What he’s learned boils down to this: CIOs are more likely than presidents and provosts/chief academic officers to characterize institutional investments in on-campus instruction and administrative information systems as “very effective,” but less likely to describe data analytics investments as such (see below).
IT Investments Deemed “Very Effective”
|On-Campus Instruction||Administrative Information Systems||Data Analytics|
|Provosts/Chief Academic Officers||50%||33.4%||28.6%|
SOURCES: 2012 Campus Computing Survey (The Campus Computing Project, September–October 2012), 2011 Presidential Perspectives Survey (Inside Higher Ed, March 2011) and 2012 Survey of Chief Academic Officers (Inside Higher Ed, January 2012)

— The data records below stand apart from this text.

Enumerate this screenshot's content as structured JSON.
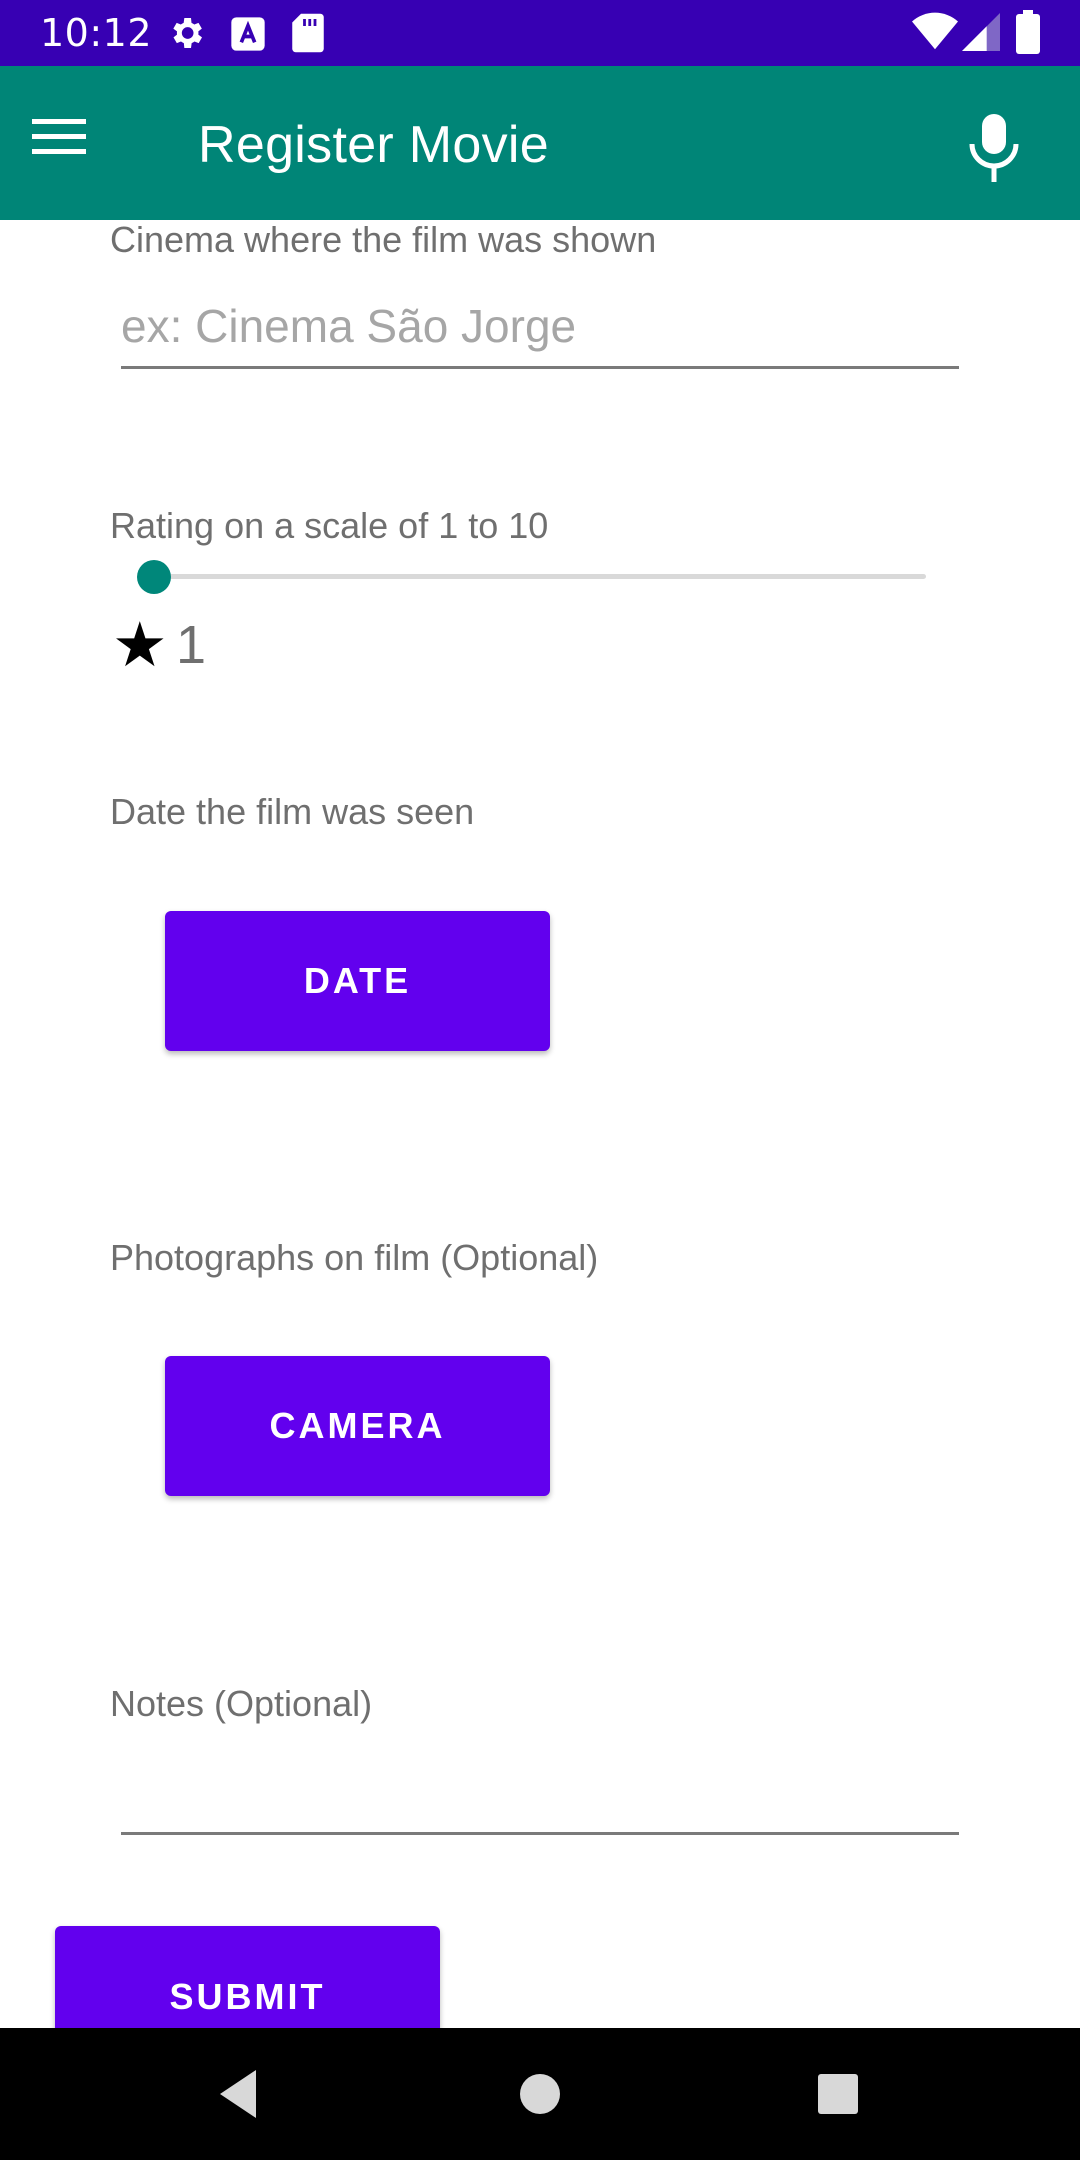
{
  "status_bar": {
    "time": "10:12",
    "icons": [
      "settings-icon",
      "text-a-icon",
      "sd-card-icon",
      "wifi-icon",
      "signal-icon",
      "battery-icon"
    ],
    "background": "#3700b3"
  },
  "app_bar": {
    "title": "Register Movie",
    "menu_icon": "hamburger-menu-icon",
    "mic_icon": "microphone-icon",
    "background": "#008577"
  },
  "form": {
    "cinema": {
      "label": "Cinema where the film was shown",
      "placeholder": "ex: Cinema São Jorge",
      "value": ""
    },
    "rating": {
      "label": "Rating on a scale of 1 to 10",
      "value": "1",
      "min": 1,
      "max": 10,
      "star_icon": "star-icon",
      "star_glyph": "★",
      "accent": "#00877a"
    },
    "date": {
      "label": "Date the film was seen",
      "button_label": "DATE"
    },
    "photos": {
      "label": "Photographs on film (Optional)",
      "button_label": "CAMERA"
    },
    "notes": {
      "label": "Notes (Optional)",
      "value": ""
    },
    "submit_label": "SUBMIT",
    "button_color": "#6200ee"
  },
  "nav_bar": {
    "items": [
      "back-icon",
      "home-icon",
      "recents-icon"
    ]
  }
}
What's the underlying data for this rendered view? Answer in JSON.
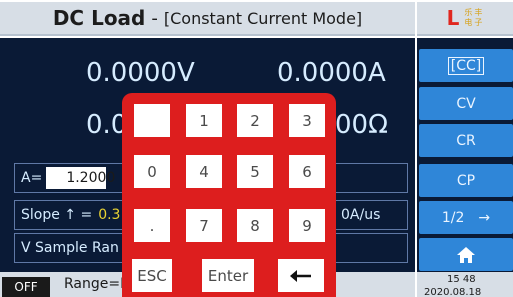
{
  "title": {
    "app_name": "DC Load",
    "separator": "-",
    "mode": "[Constant Current Mode]"
  },
  "logo": {
    "letter": "L",
    "chars": [
      "乐",
      "丰",
      "电",
      "子"
    ]
  },
  "readings": {
    "voltage": "0.0000V",
    "current": "0.0000A",
    "resistance_left": "0.0",
    "resistance_right": "00Ω"
  },
  "params": {
    "a_label": "A=",
    "a_value": "1.2000",
    "slope_label": "Slope ↑ =",
    "slope_value": "0.3",
    "slope_value_b": "0A/us",
    "v_sample_label": "V Sample Ran"
  },
  "status": {
    "off": "OFF",
    "range": "Range=M"
  },
  "sidebar": {
    "cc": "[CC]",
    "cv": "CV",
    "cr": "CR",
    "cp": "CP",
    "page": "1/2",
    "page_arrow": "→"
  },
  "clock": {
    "time": "15 48",
    "date": "2020.08.18"
  },
  "keypad": {
    "row1": [
      "",
      "1",
      "2",
      "3"
    ],
    "row2": [
      "0",
      "4",
      "5",
      "6"
    ],
    "row3": [
      ".",
      "7",
      "8",
      "9"
    ],
    "esc": "ESC",
    "enter": "Enter",
    "back_icon": "left-arrow"
  },
  "colors": {
    "keypad_bg": "#dd1e1e",
    "screen_bg": "#0a1a36",
    "sidebar_button": "#2f86d8",
    "reading_text": "#d6ecff",
    "slope_value": "#e8d232"
  }
}
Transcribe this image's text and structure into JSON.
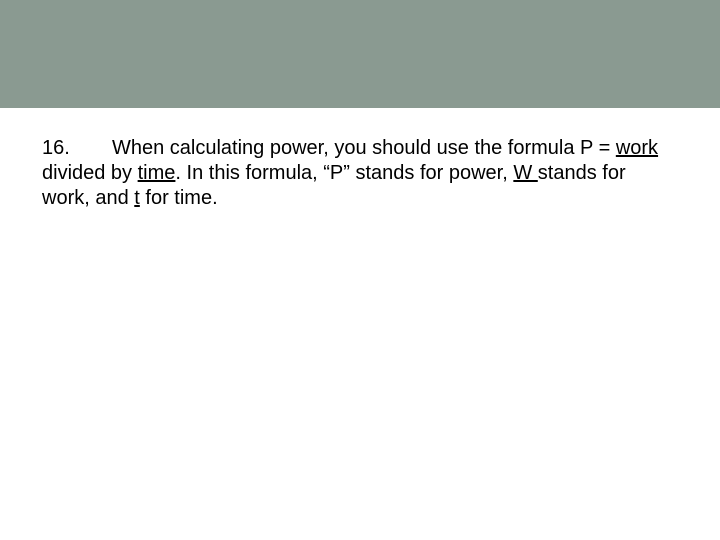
{
  "question": {
    "number": "16.",
    "t1": "When calculating power, you should use the formula ",
    "t2": "P = ",
    "w_work": "work",
    "t3": " divided by ",
    "w_time": "time",
    "t4": ".  In this formula, “P” stands for power, ",
    "w_W": "W ",
    "t5": "stands for work, and ",
    "w_t": "t",
    "t6": " for time."
  }
}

According to Green, the project’s founding director, the gaps might be attributed to a variety of factors, such as unfulfilled expectations or a feeling that “both technology advocates and providers have overpromised and under-delivered.” In other instances, he adds, “it may well be that institutional IT officers have failed to communicate the effectiveness of IT investments at their campuses.”
Green presented these and other findings from the 2012 Campus Computing Survey of CIOs, chief technology officers and other senior officials at public and private universities, public and private four-year colleges, and community colleges in a Wednesday afternoon session at EDUCAUSE. Nearly 550 respondents completed the survey online between Sept. 20 and Oct. 26. Questions covered a wide range of topics, among them institutional IT priorities, mobile and cloud adoption, the lingering effects of budget cuts, security, institutional use of social and other media, and even massive open online courses.
More Mobile: Across all sectors of higher education, institutions are continuing to embrace mobility. Roughly 60 percent of the campuses that participated in this year’s survey have already activated mobile apps (or will do so in the coming academic year), up from 41.5 percent in 2011 and 21.1 percent in 2010. Public universities are leading the mobility charge, with 77.8 percent of them already running or developing mobile apps in fall 2012; 67.5 percent of private universities are in the same position.
Cloud Adoption Still Proceeding Slowly: Nearly a quarter (24 percent) of survey participants now have a strategic plan for cloud computing, up from 21 percent in 2011 and 15 percent in 2010. Institutions that have taken the plunge are migrating to the cloud functions such as calendars and learning management systems in far greater numbers (nearly 40 percent in both cases) than those that are relying on the cloud for storage, archiving or business continuity services (just 9.8 percent).
“Trust really is the coin of the realm,” Green says. “Many campus IT officers are not ready to migrate mission-critical data, resources and services to the cloud services offered by their IT providers.”
What Matters Most: In 2000, nearly 41 percent of survey respondents said that helping faculty integrate IT into instruction was the most important IT issue they faced. In 2012, it’s once again a top priority, with 74 percent indicating that curriculum integration would be among their highest priorities over the next two to three years. Providing adequate user support (70 percent), hiring/retaining qualified IT staff (69 percent), providing online education (61 percent) and implementing/supporting mobile computing (61 percent) also ranked highly.
The Scoop on MOOCs: A bare majority (just over 50 percent) of CIOs consider massive open online courses to be a viable model for effectively delivering instruction online. (Respondents from private institutions were most enthusiastic about the emerging instructional methodology.) At the same time, more than two-thirds of them were uncertain about MOOCs’ revenue model over the long term.